Но прошли первые три месяца и еще один. И стало легче. В Петербург – по понятным причинам – решено было не возвращаться, и княгиня впервые в жизни, день за днем, прожила в деревне великолепную русскую осень – воронежскую, яркую, расписную. Тошнота незаметными усилиями Мейзеля совсем прошла, и Надежда Александровна, словно следуя властным правилам своего сада, начала наливаться сытой сонной спелостью. Она теперь отменно кушала и ежедневно целыми часами гуляла, запахивая на круглеющем животе красную, всю в золотых цветах, душегрею, подбитую зайчиками. Душегрею привез Мейзель, он же расхвалил портниху – мещаночку Арбузову (по-здешнему – Арбузиху), большую рукодельницу, так что Надежда Александровна, к которой вместе с аппетитом вернулась и любовь к прекрасному, уже продумывала себе новые наряды – сплошь в народном духе. Местные бабы одевались под стать осени – радостно, ярко. Планировалась и детская – непременно в первом этаже, огромная, вся в тафте и шелку, и дальнейшая перестройка дома да и всей усадьбы. Мейзель посмеивался, кивал, подбирал из спутанной травы то тяжелое яблоко, то облепленную муравьями лопнувшую грушу. Надкусывал громко, вкусно. Протягивал Борятинской – так же просто, как мать младенцу, и она так же просто брала, впивалась зубами, смешивая сок, мякоть, свою и чужую слюну. Это было больше, чем поцелуй, это была настоящая близость, та, что непоправимей любой измены, но они не думали об этом.
Они просто ждали ребенка. Оба.
А можно мне тёрну?
Будущей матери, княгиня, можно всё. У меня пациентки на сносях, бывало, мелу наедятся или, страшно сказать, тухлой селедки. Одной купчихе, не поверите, осетра целикового в тепле подвешивали, пока хвост не отвалится. Собаки – и те от вони сбегали, не могли. А она уминала, только нахваливала. Такого богатыря родила – я думал, в руках не удержу. Фунтов одиннадцать, не меньше. Так что если только пожелаете…
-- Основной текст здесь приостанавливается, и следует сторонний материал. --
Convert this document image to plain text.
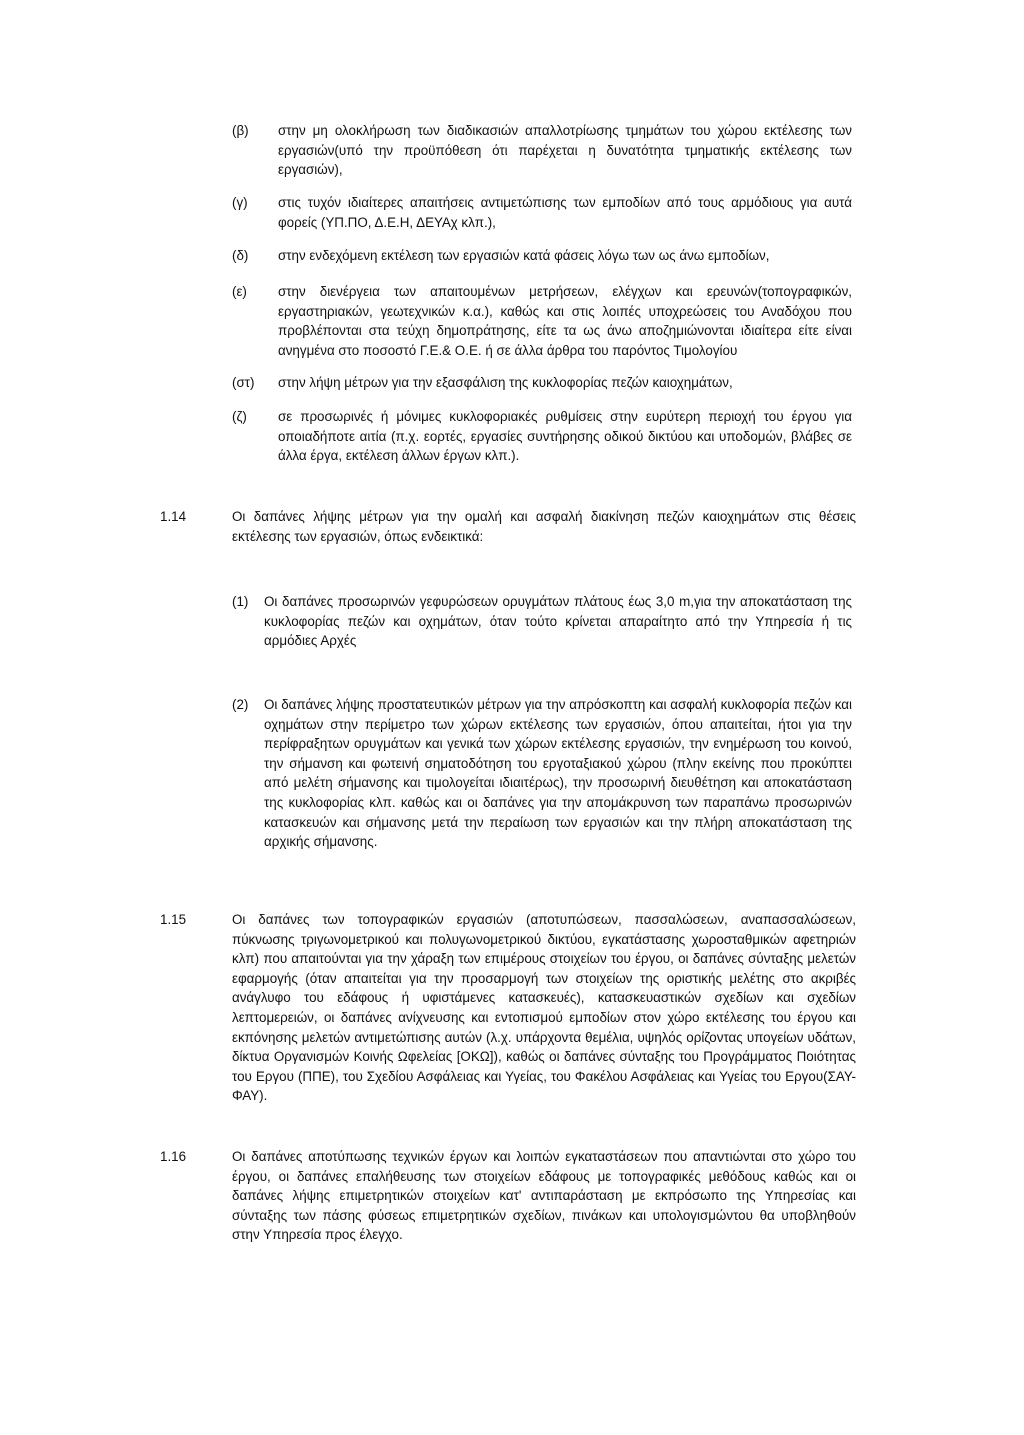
(β)	στην μη ολοκλήρωση των διαδικασιών απαλλοτρίωσης τμημάτων του χώρου εκτέλεσης των εργασιών(υπό την προϋπόθεση ότι παρέχεται η δυνατότητα τμηματικής εκτέλεσης των εργασιών),
(γ)	στις τυχόν ιδιαίτερες απαιτήσεις αντιμετώπισης των εμποδίων από τους αρμόδιους για αυτά φορείς (ΥΠ.ΠΟ, Δ.Ε.Η, ΔΕΥΑχ κλπ.),
(δ)	στην ενδεχόμενη εκτέλεση των εργασιών κατά φάσεις λόγω των ως άνω εμποδίων,
(ε)	στην διενέργεια των απαιτουμένων μετρήσεων, ελέγχων και ερευνών(τοπογραφικών, εργαστηριακών, γεωτεχνικών κ.α.), καθώς και στις λοιπές υποχρεώσεις του Αναδόχου που προβλέπονται στα τεύχη δημοπράτησης, είτε τα ως άνω αποζημιώνονται ιδιαίτερα είτε είναι ανηγμένα στο ποσοστό Γ.Ε.& Ο.Ε. ή σε άλλα άρθρα του παρόντος Τιμολογίου
(στ)	στην λήψη μέτρων για την εξασφάλιση της κυκλοφορίας πεζών καιοχημάτων,
(ζ)	σε προσωρινές ή μόνιμες κυκλοφοριακές ρυθμίσεις στην ευρύτερη περιοχή του έργου για οποιαδήποτε αιτία (π.χ. εορτές, εργασίες συντήρησης οδικού δικτύου και υποδομών, βλάβες σε άλλα έργα, εκτέλεση άλλων έργων κλπ.).
1.14	Οι δαπάνες λήψης μέτρων για την ομαλή και ασφαλή διακίνηση πεζών καιοχημάτων στις θέσεις εκτέλεσης των εργασιών, όπως ενδεικτικά:
(1)	Οι δαπάνες προσωρινών γεφυρώσεων ορυγμάτων πλάτους έως 3,0 m,για την αποκατάσταση της κυκλοφορίας πεζών και οχημάτων, όταν τούτο κρίνεται απαραίτητο από την Υπηρεσία ή τις αρμόδιες Αρχές
(2)	Οι δαπάνες λήψης προστατευτικών μέτρων για την απρόσκοπτη και ασφαλή κυκλοφορία πεζών και οχημάτων στην περίμετρο των χώρων εκτέλεσης των εργασιών, όπου απαιτείται, ήτοι για την περίφραξητων ορυγμάτων και γενικά των χώρων εκτέλεσης εργασιών, την ενημέρωση του κοινού, την σήμανση και φωτεινή σηματοδότηση του εργοταξιακού χώρου (πλην εκείνης που προκύπτει από μελέτη σήμανσης και τιμολογείται ιδιαιτέρως), την προσωρινή διευθέτηση και αποκατάσταση της κυκλοφορίας κλπ. καθώς και οι δαπάνες για την απομάκρυνση των παραπάνω προσωρινών κατασκευών και σήμανσης μετά την περαίωση των εργασιών και την πλήρη αποκατάσταση της αρχικής σήμανσης.
1.15	Οι δαπάνες των τοπογραφικών εργασιών (αποτυπώσεων, πασσαλώσεων, αναπασσαλώσεων, πύκνωσης τριγωνομετρικού και πολυγωνομετρικού δικτύου, εγκατάστασης χωροσταθμικών αφετηριών κλπ) που απαιτούνται για την χάραξη των επιμέρους στοιχείων του έργου, οι δαπάνες σύνταξης μελετών εφαρμογής (όταν απαιτείται για την προσαρμογή των στοιχείων της οριστικής μελέτης στο ακριβές ανάγλυφο του εδάφους ή υφιστάμενες κατασκευές), κατασκευαστικών σχεδίων και σχεδίων λεπτομερειών, οι δαπάνες ανίχνευσης και εντοπισμού εμποδίων στον χώρο εκτέλεσης του έργου και εκπόνησης μελετών αντιμετώπισης αυτών (λ.χ. υπάρχοντα θεμέλια, υψηλός ορίζοντας υπογείων υδάτων, δίκτυα Οργανισμών Κοινής Ωφελείας [ΟΚΩ]), καθώς οι δαπάνες σύνταξης του Προγράμματος Ποιότητας του Εργου (ΠΠΕ), του Σχεδίου Ασφάλειας και Υγείας, του Φακέλου Ασφάλειας και Υγείας του Εργου(ΣΑΥ-ΦΑΥ).
1.16	Οι δαπάνες αποτύπωσης τεχνικών έργων και λοιπών εγκαταστάσεων που απαντιώνται στο χώρο του έργου, οι δαπάνες επαλήθευσης των στοιχείων εδάφους με τοπογραφικές μεθόδους καθώς και οι δαπάνες λήψης επιμετρητικών στοιχείων κατ' αντιπαράσταση με εκπρόσωπο της Υπηρεσίας και σύνταξης των πάσης φύσεως επιμετρητικών σχεδίων, πινάκων και υπολογισμώντου θα υποβληθούν στην Υπηρεσία προς έλεγχο.
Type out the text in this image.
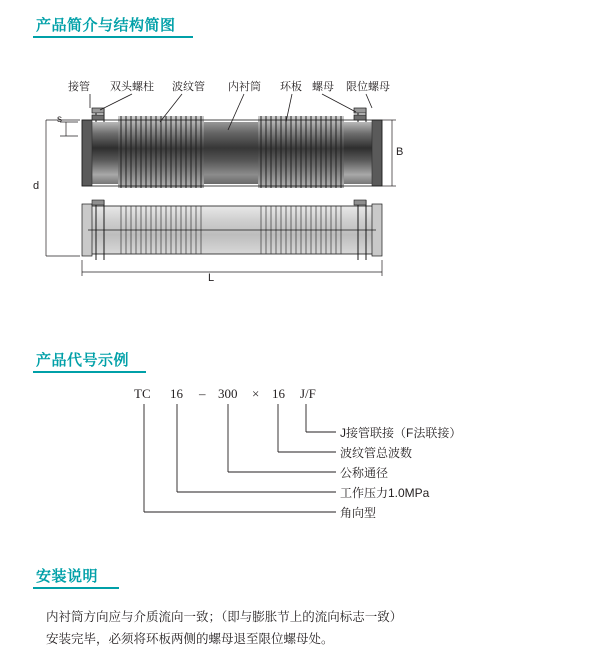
产品简介与结构简图
接管 双头螺柱 波纹管 内衬筒 环板 螺母 限位螺母
s
d
B
L
产品代号示例
TC 16 – 300 × 16 J/F
J接管联接（F法联接）
波纹管总波数
公称通径
工作压力1.0MPa
角向型
安装说明
内衬筒方向应与介质流向一致；（即与膨胀节上的流向标志一致）
安装完毕，必须将环板两侧的螺母退至限位螺母处。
Надежда Александровна отмахивалась в веселом ужасе и губами собирала с ладони чуть подвяленный близкой зимой терпкий терн. По утрам и вечерам уже подмораживало, но днем все сияло, плавилось, пекло, ослепительно-горький воздух был весь заштрихован летящими паутинками, и небо было громадное, густо-синее, радостное. Никогда она не видела в Петербурге такого неба. Надежда Александровна запрокидывала голову, смеялась, жмурилась, пыталась по голосам пересчитать невидимых осенних журавлей, но сбивалась и смеялась снова.